Shelf life is not a date selected from a competitor's label. It is a documented period during which a cosmetic remains safe, functional and acceptably unchanged in its marketed package. The protocol must connect formula risks to measurements, acceptance limits and storage conditions. Regulators do not prescribe one universal cosmetic stability schedule; manufacturers remain responsible for substantiating safety and shelf life. That makes a reasoned, product-specific programme more defensible than copying a pharmaceutical condition without context.
Translate the formula into failure modes
Begin with what could actually change. Unsaturated carrier oils may oxidise, producing rancid odour and colour. Essential oils can oxidise or lose volatile fractions, shifting both fragrance and allergen profile. Anthocyanin-rich or chlorophyll-rich extracts can fade or brown with pH, light and heat. Water-containing botanical extracts may add bioburden or nutrients that challenge preservation.
The dosage form matters too. Emulsions can cream, coalesce or change viscosity; anhydrous balms may grain through crystal rearrangement; gels can lose structure through electrolyte or pH effects. Convert each credible failure into a testable parameter and a written acceptance criterion before storage starts.
Build real-time and accelerated tracks together
Real-time storage in conditions representative of sale and use provides the most direct evidence. Accelerated storage applies stress to expose weaknesses sooner. Elevated temperature, refrigeration, freeze-thaw or temperature cycling, and controlled light exposure may all be relevant, but not every test suits every product.
Conditions such as 40 C/75% RH can be useful in a justified programme, especially where moisture transfer through packaging is a concern. They are not a universal legal recipe for cosmetics. High heat can create changes that would never occur at ambient temperature, while some oxidation or photolysis mechanisms do not extrapolate neatly. Set pull points appropriate to the intended claim—often dense early observations followed by wider intervals—and keep the real-time track running when accelerated work is complete.
Establish a useful baseline
Testing is only as good as the time-zero record. Use representative units from a documented batch and record formula version, raw-material lots, process settings, fill conditions and package component codes.
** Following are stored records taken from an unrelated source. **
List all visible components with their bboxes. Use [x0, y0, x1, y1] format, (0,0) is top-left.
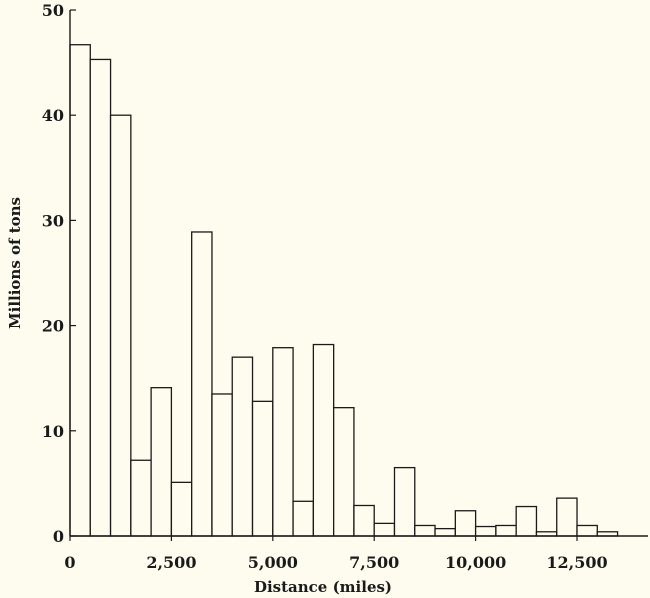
- histogram-bar: [272, 347, 294, 537]
- histogram-bar: [150, 387, 173, 537]
- histogram-bar: [332, 407, 355, 537]
- x-tick-label: 10,000: [445, 553, 506, 572]
- histogram-bar: [312, 343, 335, 537]
- x-tick-label: 2,500: [146, 553, 196, 572]
- histogram-bar: [556, 497, 578, 537]
- histogram-bar: [515, 505, 538, 537]
- y-tick-label: 40: [42, 106, 64, 125]
- histogram-bar: [373, 522, 396, 537]
- histogram-bar: [109, 114, 132, 537]
- x-tick-label: 0: [64, 553, 75, 572]
- histogram-bar: [231, 356, 254, 537]
- histogram-bar: [454, 510, 477, 537]
- x-tick-label: 7,500: [349, 553, 399, 572]
- histogram-bar: [292, 500, 315, 537]
- y-tick-label: 50: [42, 1, 64, 20]
- ticks-group: 0 10 20 30 40 50 0 2,500 5,000 7,500 10,000 12,500: [42, 1, 608, 572]
- histogram-bar: [130, 459, 152, 537]
- histogram-bar: [393, 466, 416, 537]
- histogram-bar: [474, 525, 497, 537]
- axes-group: [69, 10, 648, 537]
- x-tick-label: 5,000: [248, 553, 298, 572]
- histogram-bar: [353, 504, 375, 537]
- histogram-bar: [211, 393, 233, 537]
- histogram-bar: [170, 481, 193, 537]
- histogram-bar: [434, 527, 456, 537]
- y-axis-label: Millions of tons: [6, 197, 24, 329]
- y-tick-label: 10: [42, 422, 64, 441]
- y-tick-label: 30: [42, 211, 64, 230]
- histogram-bar: [495, 524, 517, 537]
- histogram-bar: [69, 44, 91, 537]
- x-axis-label: Distance (miles): [254, 578, 392, 596]
- histogram-bar: [414, 524, 436, 537]
- y-tick-label: 20: [42, 317, 64, 336]
- y-tick-label: 0: [53, 527, 64, 546]
- x-tick-label: 12,500: [546, 553, 607, 572]
- histogram-bar: [89, 58, 112, 537]
- histogram-bar: [576, 524, 598, 537]
- bars-group: [69, 44, 619, 537]
- histogram-bar: [251, 400, 274, 537]
- histogram-bar: [191, 231, 213, 537]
Measure appearance under consistent lighting, odour, pH, viscosity with defined spindle and speed, and fill mass. Photograph samples against a controlled background.
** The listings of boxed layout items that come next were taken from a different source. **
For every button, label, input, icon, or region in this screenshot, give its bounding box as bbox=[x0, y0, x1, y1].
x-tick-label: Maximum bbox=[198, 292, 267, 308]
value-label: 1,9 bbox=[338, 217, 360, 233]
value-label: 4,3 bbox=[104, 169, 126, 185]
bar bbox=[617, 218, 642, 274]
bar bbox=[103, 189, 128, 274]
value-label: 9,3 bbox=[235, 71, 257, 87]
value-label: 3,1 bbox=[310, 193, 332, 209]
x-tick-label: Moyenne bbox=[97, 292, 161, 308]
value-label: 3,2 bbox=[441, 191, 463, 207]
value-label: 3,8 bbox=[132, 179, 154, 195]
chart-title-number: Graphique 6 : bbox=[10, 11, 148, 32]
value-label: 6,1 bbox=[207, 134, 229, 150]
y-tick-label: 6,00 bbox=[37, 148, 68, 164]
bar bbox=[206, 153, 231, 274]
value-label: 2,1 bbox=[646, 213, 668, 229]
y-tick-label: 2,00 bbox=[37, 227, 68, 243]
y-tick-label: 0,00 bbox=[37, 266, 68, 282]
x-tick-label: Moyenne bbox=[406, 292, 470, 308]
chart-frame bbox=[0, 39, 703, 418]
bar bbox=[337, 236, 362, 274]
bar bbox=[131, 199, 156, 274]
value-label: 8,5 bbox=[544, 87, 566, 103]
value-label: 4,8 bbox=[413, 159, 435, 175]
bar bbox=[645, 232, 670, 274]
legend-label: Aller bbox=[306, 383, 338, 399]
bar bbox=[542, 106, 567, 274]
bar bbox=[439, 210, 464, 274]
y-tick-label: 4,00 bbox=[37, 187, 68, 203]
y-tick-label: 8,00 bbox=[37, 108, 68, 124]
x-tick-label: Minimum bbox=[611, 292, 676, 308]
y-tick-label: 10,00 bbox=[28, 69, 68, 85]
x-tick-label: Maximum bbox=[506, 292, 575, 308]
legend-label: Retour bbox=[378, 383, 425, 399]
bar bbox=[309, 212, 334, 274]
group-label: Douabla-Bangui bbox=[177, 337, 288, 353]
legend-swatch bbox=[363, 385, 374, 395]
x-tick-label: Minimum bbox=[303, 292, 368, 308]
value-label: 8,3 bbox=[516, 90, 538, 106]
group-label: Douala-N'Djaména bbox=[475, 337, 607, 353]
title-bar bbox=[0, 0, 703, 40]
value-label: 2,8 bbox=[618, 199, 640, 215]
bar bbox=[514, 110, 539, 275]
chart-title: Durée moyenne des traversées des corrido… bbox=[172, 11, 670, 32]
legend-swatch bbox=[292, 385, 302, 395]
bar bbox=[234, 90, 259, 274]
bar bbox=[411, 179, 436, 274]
Predefine tolerances rather than deciding after results arrive. A pH shift of 0.2 units may be irrelevant in one formula and critical to preservation or colour in another. Likewise, viscosity limits should reflect pumpability, suspension and consumer use—not merely an attractive number.
Track oxidation, colour and aroma deliberately
A quick sniff is valuable but subjective. For lipid-rich products, combine sensory inspection with an appropriate oxidation measure, such as peroxide value, and consider secondary oxidation indicators when needed. Headspace, oxygen exposure and antioxidant depletion can make the commercial pack behave differently from a sealed laboratory vessel.
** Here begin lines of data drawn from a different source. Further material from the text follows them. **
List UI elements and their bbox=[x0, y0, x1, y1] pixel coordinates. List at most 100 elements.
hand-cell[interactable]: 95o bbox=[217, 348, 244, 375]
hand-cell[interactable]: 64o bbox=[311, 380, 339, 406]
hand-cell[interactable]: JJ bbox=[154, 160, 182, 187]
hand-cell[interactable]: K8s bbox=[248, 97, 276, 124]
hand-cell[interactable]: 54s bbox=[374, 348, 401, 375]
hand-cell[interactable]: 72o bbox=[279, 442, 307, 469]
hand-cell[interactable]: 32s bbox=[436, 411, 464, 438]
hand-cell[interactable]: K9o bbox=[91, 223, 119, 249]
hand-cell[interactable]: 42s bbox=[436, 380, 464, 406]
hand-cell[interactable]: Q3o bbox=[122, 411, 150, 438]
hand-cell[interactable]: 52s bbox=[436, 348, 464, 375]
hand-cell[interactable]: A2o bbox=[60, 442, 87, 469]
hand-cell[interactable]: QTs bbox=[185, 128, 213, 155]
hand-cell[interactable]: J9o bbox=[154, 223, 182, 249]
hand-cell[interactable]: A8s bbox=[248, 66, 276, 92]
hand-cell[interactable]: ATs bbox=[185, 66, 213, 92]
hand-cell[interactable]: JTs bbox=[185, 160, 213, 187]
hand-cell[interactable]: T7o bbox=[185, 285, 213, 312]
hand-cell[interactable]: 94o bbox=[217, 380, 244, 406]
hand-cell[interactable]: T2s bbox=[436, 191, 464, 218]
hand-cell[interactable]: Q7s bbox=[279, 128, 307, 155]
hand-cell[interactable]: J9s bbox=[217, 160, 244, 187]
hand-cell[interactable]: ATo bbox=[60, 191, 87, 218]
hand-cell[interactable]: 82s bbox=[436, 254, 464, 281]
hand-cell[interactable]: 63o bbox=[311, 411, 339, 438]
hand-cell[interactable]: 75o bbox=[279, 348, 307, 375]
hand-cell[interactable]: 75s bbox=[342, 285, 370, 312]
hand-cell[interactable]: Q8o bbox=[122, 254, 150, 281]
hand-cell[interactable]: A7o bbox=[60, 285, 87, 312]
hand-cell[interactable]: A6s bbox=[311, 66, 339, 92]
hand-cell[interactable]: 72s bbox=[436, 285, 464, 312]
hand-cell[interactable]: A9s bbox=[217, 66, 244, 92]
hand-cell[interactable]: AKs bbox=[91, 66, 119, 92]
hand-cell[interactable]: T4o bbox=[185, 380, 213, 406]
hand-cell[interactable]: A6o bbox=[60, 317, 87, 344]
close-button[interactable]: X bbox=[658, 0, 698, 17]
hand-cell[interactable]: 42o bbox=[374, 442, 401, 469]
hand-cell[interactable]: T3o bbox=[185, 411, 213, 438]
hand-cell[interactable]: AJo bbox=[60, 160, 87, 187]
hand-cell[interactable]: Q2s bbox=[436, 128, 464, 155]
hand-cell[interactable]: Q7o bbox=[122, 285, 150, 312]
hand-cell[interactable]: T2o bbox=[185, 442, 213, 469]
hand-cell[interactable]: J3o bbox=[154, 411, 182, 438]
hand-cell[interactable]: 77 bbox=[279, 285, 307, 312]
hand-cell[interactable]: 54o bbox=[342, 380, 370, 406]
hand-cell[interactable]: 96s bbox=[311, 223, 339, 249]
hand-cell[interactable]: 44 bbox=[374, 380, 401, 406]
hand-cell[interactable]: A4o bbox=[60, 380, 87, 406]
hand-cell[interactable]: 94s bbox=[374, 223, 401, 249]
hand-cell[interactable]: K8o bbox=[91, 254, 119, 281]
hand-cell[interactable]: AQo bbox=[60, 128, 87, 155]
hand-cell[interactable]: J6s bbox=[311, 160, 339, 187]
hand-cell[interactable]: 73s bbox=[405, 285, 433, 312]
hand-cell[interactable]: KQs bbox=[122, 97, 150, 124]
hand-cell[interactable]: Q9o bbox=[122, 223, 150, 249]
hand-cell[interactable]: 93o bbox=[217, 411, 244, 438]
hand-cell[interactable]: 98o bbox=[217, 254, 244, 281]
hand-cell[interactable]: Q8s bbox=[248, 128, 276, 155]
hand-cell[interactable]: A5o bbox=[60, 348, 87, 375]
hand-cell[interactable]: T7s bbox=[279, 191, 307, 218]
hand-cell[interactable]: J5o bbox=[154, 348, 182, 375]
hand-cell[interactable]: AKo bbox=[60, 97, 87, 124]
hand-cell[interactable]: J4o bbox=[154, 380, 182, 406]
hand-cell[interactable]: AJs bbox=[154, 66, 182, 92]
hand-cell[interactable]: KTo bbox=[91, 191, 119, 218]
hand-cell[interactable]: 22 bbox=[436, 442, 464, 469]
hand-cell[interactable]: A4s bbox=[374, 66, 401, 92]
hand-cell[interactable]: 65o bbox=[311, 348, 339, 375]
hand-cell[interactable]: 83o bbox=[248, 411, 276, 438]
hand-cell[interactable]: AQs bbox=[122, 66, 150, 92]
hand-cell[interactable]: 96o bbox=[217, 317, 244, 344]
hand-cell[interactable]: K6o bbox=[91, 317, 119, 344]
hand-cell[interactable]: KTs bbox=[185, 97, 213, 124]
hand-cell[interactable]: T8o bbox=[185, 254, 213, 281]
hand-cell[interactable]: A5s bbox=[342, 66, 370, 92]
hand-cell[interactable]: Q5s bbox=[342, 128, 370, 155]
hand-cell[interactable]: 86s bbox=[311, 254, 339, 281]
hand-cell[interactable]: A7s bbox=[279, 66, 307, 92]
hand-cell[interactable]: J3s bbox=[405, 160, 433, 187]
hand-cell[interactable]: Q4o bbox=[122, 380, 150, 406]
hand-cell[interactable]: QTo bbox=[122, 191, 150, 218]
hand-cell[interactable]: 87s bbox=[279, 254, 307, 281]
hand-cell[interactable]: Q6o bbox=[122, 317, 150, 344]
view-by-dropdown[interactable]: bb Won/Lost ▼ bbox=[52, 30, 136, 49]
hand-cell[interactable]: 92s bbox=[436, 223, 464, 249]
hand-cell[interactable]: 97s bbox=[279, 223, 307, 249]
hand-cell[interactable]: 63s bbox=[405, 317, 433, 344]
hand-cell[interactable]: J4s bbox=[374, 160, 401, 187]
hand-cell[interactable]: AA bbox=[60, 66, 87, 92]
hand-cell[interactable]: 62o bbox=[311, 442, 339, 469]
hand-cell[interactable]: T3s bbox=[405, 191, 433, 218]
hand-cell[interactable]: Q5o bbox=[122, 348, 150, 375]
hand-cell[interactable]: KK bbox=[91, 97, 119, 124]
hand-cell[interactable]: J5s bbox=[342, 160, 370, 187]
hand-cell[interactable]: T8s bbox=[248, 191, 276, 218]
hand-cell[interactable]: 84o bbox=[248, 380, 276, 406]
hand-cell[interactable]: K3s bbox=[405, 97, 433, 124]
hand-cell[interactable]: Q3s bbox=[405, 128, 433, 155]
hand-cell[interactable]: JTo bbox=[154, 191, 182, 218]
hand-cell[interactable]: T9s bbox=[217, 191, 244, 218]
For coloured botanical formulas, instrumental colour values provide clearer trends than memory. If a key active or botanical marker underpins product performance, a validated or otherwise fit-for-purpose assay may be warranted. Analyse trends across pull points; a steady movement within specification can be more informative than a single late failure.
Treat microbiology as a separate evidence stream
Physical stability does not prove microbiological protection. Finished-product microbial limits and preservative efficacy testing answer different questions and should follow appropriate recognised methods. Challenge testing is particularly important for water-rich formulas and products exposed repeatedly during use.
Natural does not mean self-preserving. Extracts may arrive with variable initial load, and jars invite a different contamination pattern from airless pumps. Include packaging and foreseeable consumer use in the risk assessment. If heat lowers preservative concentration or changes pH, connect those chemical trends to microbiological conclusions rather than filing them separately.
Test packaging as part of the product
Fill the intended bottle, pump, tube or jar. Watch for panel collapse, swelling, seal failure, corrosion, stress cracking, fragrance sorption, leakage, evaporation and label deterioration. Check dose delivery and closure torque where relevant. Inverted or horizontal storage can reveal contact and leakage failures missed by upright units.
Bulk compatibility in glass is useful for diagnosis, but it cannot support the complete marketed shelf-life claim. Secondary packaging and transport simulation may also matter when light, vibration or hot distribution routes are credible risks.
A stability report should identify samples, methods, calibrated equipment, conditions, pull dates, results, deviations and conclusions. Investigate failures rather than averaging them away. Accelerated results can support a provisional period when scientifically justified, while continuing real-time data confirm or revise it.
Finally, put the programme under change control. A supplier switch, scale-up, homogenisation change, new extract carrier or revised pump can alter the failure map. Shelf-life evidence belongs to a defined formula-process-package combination; maintaining it is an ongoing quality activity, not a one-time launch document.